The 10 Most Common Mistakes in Writing Blog Posts
Some people think of writing a blog post as an easy job, as something that doesn’t require a full skill set. The truth is though; there is a lot of blogging that many people don’t understand. Writing a good blog requires a great deal of practice and expertise. Writing blogs is a learning process, and mistakes are very often made. Luckily, this list is here to help. It will help you to navigate and avoid the most common mistakes made by blog writers.
The 10 Most Common Mistakes in Writing Blog Posts
- Writing blog posts at random. Maybe you want to write about your day in one post, include a recipe in another, and then write about travel a different day. If your blog is meant to be read only by you and your friends or family, then it’s fine to treat it as an online diary of your days and ideas; however, if you want to increase your readership, then you should be more specific. Each post you write should serve to boost your brand or platform. Find a niche and start working your way up within it.
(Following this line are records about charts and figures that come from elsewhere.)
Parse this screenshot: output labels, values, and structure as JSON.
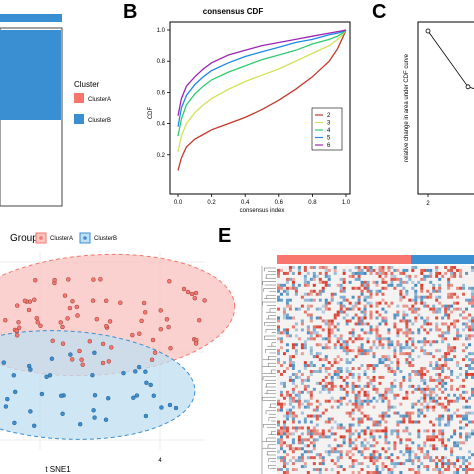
{
  "panels": {
    "b": "B",
    "c": "C",
    "e": "E"
  },
  "legend_a": {
    "title": "Cluster",
    "items": [
      {
        "label": "ClusterA",
        "color": "#f8766d"
      },
      {
        "label": "ClusterB",
        "color": "#3a8fd3"
      }
    ]
  },
  "legend_d": {
    "title": "Group",
    "items": [
      {
        "label": "ClusterA",
        "color": "#f8766d"
      },
      {
        "label": "ClusterB",
        "color": "#3a8fd3"
      }
    ]
  },
  "colors": {
    "clusterA": "#f8766d",
    "clusterB": "#3a8fd3",
    "ellipseA": "#f9c6c2",
    "ellipseB": "#bfdff2",
    "heat_red": "#d7301f",
    "heat_blue": "#2c7bb6"
  },
  "chart_data": [
    {
      "type": "line",
      "title": "consensus CDF",
      "xlabel": "consensus index",
      "ylabel": "CDF",
      "xlim": [
        0,
        1
      ],
      "ylim": [
        0,
        1
      ],
      "xticks": [
        "0.0",
        "0.2",
        "0.4",
        "0.6",
        "0.8",
        "1.0"
      ],
      "yticks": [
        "0.2",
        "0.4",
        "0.6",
        "0.8",
        "1.0"
      ],
      "legend_position": "bottom-right",
      "x": [
        0.0,
        0.02,
        0.05,
        0.1,
        0.15,
        0.2,
        0.3,
        0.4,
        0.5,
        0.6,
        0.7,
        0.8,
        0.9,
        0.95,
        0.98,
        1.0
      ],
      "series": [
        {
          "name": "2",
          "color": "#c0392b",
          "values": [
            0.1,
            0.18,
            0.25,
            0.3,
            0.33,
            0.36,
            0.4,
            0.44,
            0.49,
            0.55,
            0.62,
            0.7,
            0.8,
            0.88,
            0.95,
            1.0
          ]
        },
        {
          "name": "3",
          "color": "#d4e157",
          "values": [
            0.22,
            0.32,
            0.4,
            0.47,
            0.52,
            0.56,
            0.62,
            0.67,
            0.71,
            0.75,
            0.8,
            0.85,
            0.9,
            0.94,
            0.97,
            1.0
          ]
        },
        {
          "name": "4",
          "color": "#2ecc71",
          "values": [
            0.32,
            0.43,
            0.52,
            0.59,
            0.64,
            0.68,
            0.73,
            0.77,
            0.81,
            0.84,
            0.87,
            0.91,
            0.94,
            0.96,
            0.98,
            1.0
          ]
        },
        {
          "name": "5",
          "color": "#1e88e5",
          "values": [
            0.38,
            0.5,
            0.58,
            0.65,
            0.7,
            0.74,
            0.79,
            0.83,
            0.86,
            0.89,
            0.92,
            0.94,
            0.97,
            0.98,
            0.99,
            1.0
          ]
        },
        {
          "name": "6",
          "color": "#9c27b0",
          "values": [
            0.45,
            0.56,
            0.64,
            0.7,
            0.75,
            0.79,
            0.84,
            0.87,
            0.9,
            0.92,
            0.94,
            0.96,
            0.98,
            0.99,
            0.995,
            1.0
          ]
        }
      ]
    },
    {
      "type": "line",
      "ylabel": "relative change in area under CDF curve",
      "xticks": [
        "2"
      ],
      "x": [
        2,
        3,
        4
      ],
      "series": [
        {
          "name": "",
          "color": "#000000",
          "values": [
            0.5,
            0.32,
            0.28
          ]
        }
      ]
    },
    {
      "type": "scatter",
      "xlabel": "t SNE1",
      "xticks": [
        "4"
      ]
    }
  ]
}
- Writing too professionally.While some blog posts may require a little bit of a professional tone, blog posts should generally be a bit more on the conversational side. If you write like you do in a term paper or report, then you may lose your audience. Make sure to hone your voice and make it your own. Don’t sound too stiff, sound like yourself. People will care more about your posts if they can feel your personality burst through.
- Writing too broadly. Broad topics are hard to get a good hold on because they pose questions that cannot be answered in a blog post. For example, a blog post about social media should not be about social media in general, but about one specific aspect of social media. You need to be detailed, and the more specific your topic, the more detailed you can be. Additionally, the more targeted your post, the likelier you are to build a readership. Choosing a concrete topic for your blog and a title to match is one of the best ways to gain a following.
- Not knowing who your audience is. You have to know who your intended audience is before you start your blog. Are they business marketers, college students, or 25-35-year-old travelers? This makes a huge difference. Knowing the necessary details about your audience will make your posts stronger and more targeted. You may think your audience will find you, but it should be the other way around. Know your audience and put in the work to try and find them.
- Randomly formatting your blog. People often think that “blog post” is synonymous with a stream of consciousness writing, but it’s not. You should structure your blog posts, use headings, and plan their format before writing them. Create a goal for each post (what you want to convey) and then make a list of supporting bullet points before you begin.
- Thinking that your post exists in isolation. While your post may be compelling in its own right, it will be stronger if you add supporting evidence or link to other blog posts. This will also increase your blog traffic and allow you to engage with other bloggers and writers. While opinion pieces are certainly valid, if they can be put in conversations with other opinions or are backed by data, then you will be taken more seriously.
- Not creating a subscribers list. Studies show that email is actually a far more effective marketing tool than social media. Creating a subscribers list, through which people are given access to your content, increases traffic to your website by a lot. Your email subscribers are also more likely to comment on and share your blog posts, which will, in turn, bring even more traffic.
- Not editing. Even if you’re experienced in writing and have written more complex pieces in the past, you still need to sit down and take a little time to proofread and edit what you write.
- Blogging only once in a while. Beginner bloggers often think they only need to post when they “feel the inspiration.” This is definitely not the case. Inconsistent blogging is one way to guarantee that you won’t get traffic to your blog. And while volume is important, consistency is also key. You should create a calendar that allows you to stay organized, making sure that you’re posting a set amount of times per week.
- Giving up. This is easily the biggest mistake that new bloggers make. After a few posts, people may not see any increase in traffic, but that’s okay. Blogging is a gradual game, and a lot of hard work and consistency is what will lead you to success. Your focus should be long-term, meaning that you should write professional blog posts that will be relevant for longer and will, therefore, stay on search engines for more time.
Blogging, just like any skill worth having, needs to be properly practiced and honed before one can become an expert. People aren’t born bloggers. A successful blog comes only after a lot of hard work, after making mistakes and learning from them. Hopefully, this list will remove some of those mistakes from your list of barriers and blogging will be made just a little bit easier for you. Remember, the most important part of blogging is consistency and hanging in there when it feels like you shouldn’t.